I suddenly feel lighter than I have in weeks. All thanks to Debra Denault of Liblime for coming to Howard County Library and helping those of us involved in our migration from SirsiDynix‘s Horizon to Koha to get a grasp on things.
This is not the first migration I’ve been a part of but certainly this one was a lot different. Last time we basically changed from one product offered by a vendor to another product. This time we were going with an open source ILS and support would come from many places (our data migration company – Liblime and the whole Koha community). I often wasn’t sure if I should submit something to the community, chat with the developers in IRC or just what was my first step. I was not only learning how Koha worked (I am creating content for the testing or discovery phase as well as helping with creating the training for staff) but I was learning a completely different way of getting answers or help.
Change can be scary for most folks but I’ve often found it interesting. Change gives me something new to focus on, play with, explore. This time, however, I’ll have to admit that I was a bit scared. This time it was a little bit out of my comfort zone. At one point this week I Twittered that I knew there was a lesson in here somewhere for me to learn but it wasn’t revealing itself to me just yet.
But that has all changed. Something clicked. Something stopped being scary. Something lightened my load. I think it was having someone, Debra, who knew the product inside and out be here to walk us through things. Debra’s calm nature (although she swears there is a Type A personality underneath), her depth of knowledge, her ability to get answers immediately from folks at Liblime was the perfect mix to calm nerves, soothe the worried SysAdmin in all of us.
Debra along with Darrell Ulm of Stow-Munroe Falls Public Library, another Koha library, helped me not only get my head around things but helped me put things in perspective.
So I’d like to pass along to you some tips for getting through a migration:
- “That’s a bug!” is a good thing. Both Debra and my boss, Amy De Groff, have helped me to see this one. At first I felt like “Oh great, another problem.” But now I can see what they see “Oh great, we can fix it!” Lesson being that the first step to fixing any problem is recognizing what it is. Once you can do that fixing is easy.
- Collaboration eases any burden. Many of the things we had grown to expect from previous software weren’t part of Koha. Nice thing is since it is open source anyone can contribute to the success of Koha. Better yet, find another library (or 2) that want the same functionality as you and share the cost. Collaborating not only is a great way to give back to the community (as well as have another set of eyes give you a different perspective) but it eases the burden of cost.
- Ask, don’t assume. We all know the old adage “Don’t assume because you make an ass out of U and Me”. Ask about everything, don’t assume you know the answer or that someone will think you silly for asking. Nothing is too small or too large. If we hadn’t asked some of the questions we did we may have never figured out some of our problems were caused by us.

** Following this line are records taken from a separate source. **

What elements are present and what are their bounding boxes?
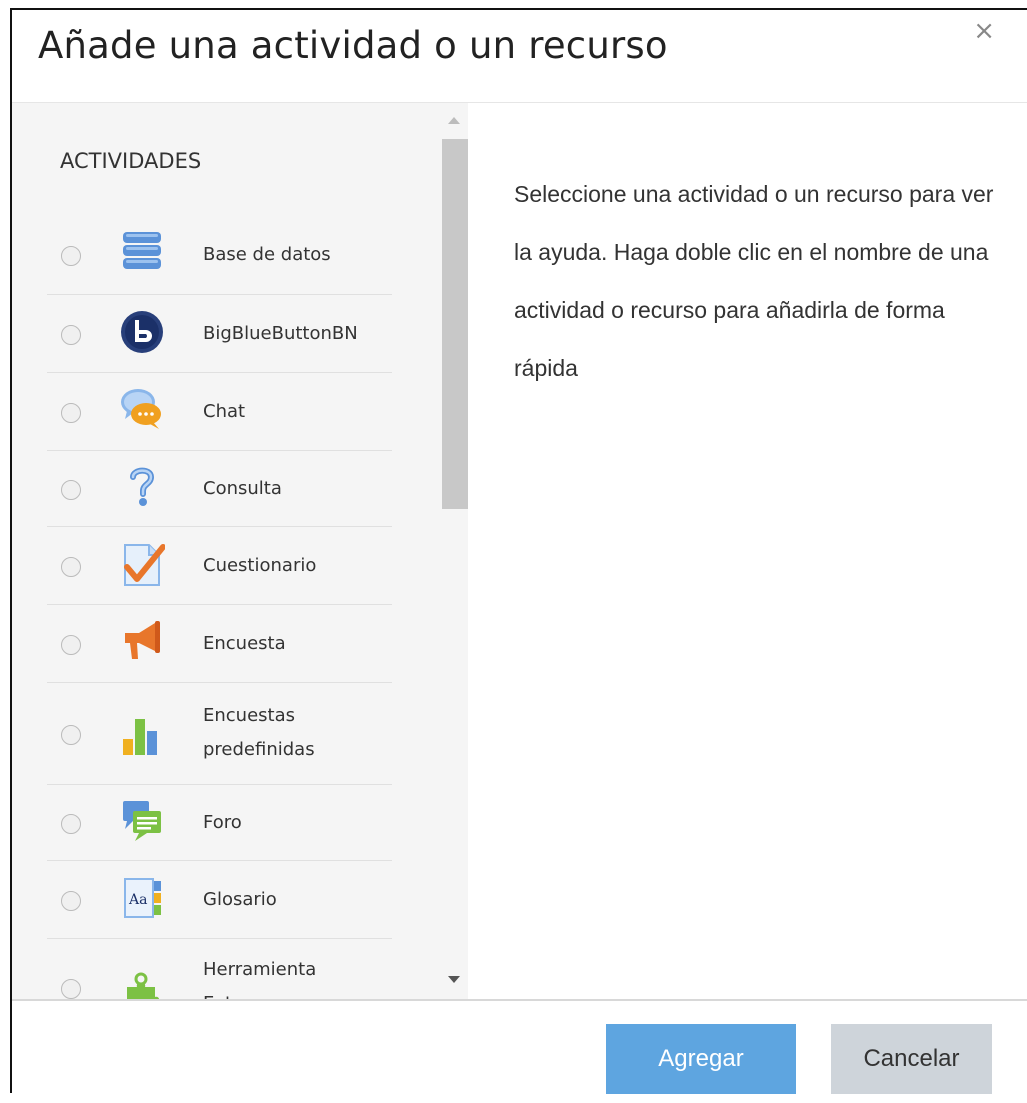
- glossary-icon: Aa: [119, 875, 165, 921]
- list-item-bigbluebuttonbn[interactable]: BigBlueButtonBN: [47, 295, 392, 373]
- list-item-encuestas-predefinidas[interactable]: Encuestas predefinidas: [47, 683, 392, 785]
- list-item-glosario[interactable]: Aa Glosario: [47, 861, 392, 939]
- puzzle-icon: [119, 971, 165, 999]
- list-item-chat[interactable]: Chat: [47, 373, 392, 451]
- close-icon[interactable]: ×: [973, 16, 995, 46]
- radio-base-de-datos[interactable]: [61, 246, 81, 266]
- svg-text:Aa: Aa: [128, 892, 147, 908]
- radio-consulta[interactable]: [61, 480, 81, 500]
- item-label: Herramienta Externa: [203, 959, 317, 999]
- help-text: Seleccione una actividad o un recurso pa…: [514, 181, 994, 381]
- radio-encuesta[interactable]: [61, 635, 81, 655]
- bigbluebutton-icon: [119, 309, 165, 355]
- item-label: Foro: [203, 812, 242, 833]
- dialog-title: Añade una actividad o un recurso: [38, 24, 668, 67]
- list-item-base-de-datos[interactable]: Base de datos: [47, 215, 392, 295]
- dialog-header: Añade una actividad o un recurso ×: [12, 10, 1027, 103]
- bar-chart-icon: [119, 711, 165, 757]
- list-item-encuesta[interactable]: Encuesta: [47, 605, 392, 683]
- item-label: Chat: [203, 401, 246, 422]
- scrollbar-thumb[interactable]: [442, 139, 468, 509]
- cancel-button[interactable]: Cancelar: [831, 1024, 992, 1094]
- dialog-footer: Agregar Cancelar: [12, 999, 1027, 1095]
- section-title-actividades: ACTIVIDADES: [60, 149, 202, 173]
- list-item-consulta[interactable]: Consulta: [47, 451, 392, 527]
- radio-bigbluebuttonbn[interactable]: [61, 325, 81, 345]
- item-label: BigBlueButtonBN: [203, 323, 358, 344]
- item-label: Cuestionario: [203, 555, 317, 576]
- radio-cuestionario[interactable]: [61, 557, 81, 577]
- quiz-icon: [119, 541, 166, 587]
- radio-chat[interactable]: [61, 403, 81, 423]
- radio-herramienta-externa[interactable]: [61, 979, 81, 999]
- item-label: Glosario: [203, 889, 277, 910]
- item-label: Encuestas predefinidas: [203, 705, 315, 760]
- question-icon: [119, 463, 165, 509]
- list-item-foro[interactable]: Foro: [47, 785, 392, 861]
- add-button[interactable]: Agregar: [606, 1024, 796, 1094]
- activity-list-panel: ACTIVIDADES Base de datos BigBlueButtonB…: [12, 103, 468, 999]
- radio-foro[interactable]: [61, 814, 81, 834]
- list-item-cuestionario[interactable]: Cuestionario: [47, 527, 392, 605]
- list-scrollbar[interactable]: [440, 103, 468, 999]
- item-label: Base de datos: [203, 244, 331, 265]
- radio-glosario[interactable]: [61, 891, 81, 911]
- list-item-herramienta-externa[interactable]: Herramienta Externa: [47, 939, 392, 999]
- forum-icon: [119, 797, 165, 843]
- radio-encuestas-predefinidas[interactable]: [61, 725, 81, 745]
- item-label: Consulta: [203, 478, 282, 499]
- add-activity-dialog: Añade una actividad o un recurso × ACTIV…: [10, 8, 1027, 1095]
- help-panel: Seleccione una actividad o un recurso pa…: [468, 103, 1027, 999]
- database-icon: [119, 228, 165, 274]
- scroll-down-arrow-icon[interactable]: [448, 976, 460, 983]
- item-label: Encuesta: [203, 633, 286, 654]
- megaphone-icon: [119, 617, 165, 663]
- chat-icon: [119, 385, 165, 431]
- scroll-up-arrow-icon[interactable]: [448, 117, 460, 124]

- Take your time. An old boss of mine used to drill into our heads “With accuracy, comes speed”. That is true with migrating as well. Don’t hesitate to say this is going too fast. Don’t hesitate to say you want to do it right and being rushed only stresses everyone. Stressed staff make more mistakes. By stepping back and examining things we slowed down and we now feel when we roll this out it will be a really great product instead of something we just rushed out. This will be a ILS system we can be proud of.
- Reach out. Whether you have the benefit of the open source community or a list of other libraries using your vendor – reach out to them. This one didn’t come easy to me at first. I’ve exchanged several emails with the aforementioned Darrell Ulm. He has pointed out somethings. All the experts in the world are great but talking to someone who uses the product is invaluable. He also reminded me of the next tip.
- Stay calm. This wasn’t always easy but Darrell was right, panic never helps anything. He shared that he had his share of panic about his migration and it actually set him back at times. He said that Liblime pulled through their migration quite well. Staying calm helps to keep things in perspective. So if you need help, follow my next tip.
- Step back every so often. I found myself getting so wrapped up in Koha that I couldn’t focus on much else. I was coming home exhausted, going to bed early and arriving the next morning no more rested than I had been the night before. I insisted one night that my husband and I turn off the tv, unplug the computer and sit outside in front of a roaring fire in our chimenea. It recharged my batteries and gave me a clear head to face things the next day. Do what you need to do to step back and recharge.
So if you are going through a migration, I hope my tips have helped. I’d love to hear some more tips that helped or are helping you to get through.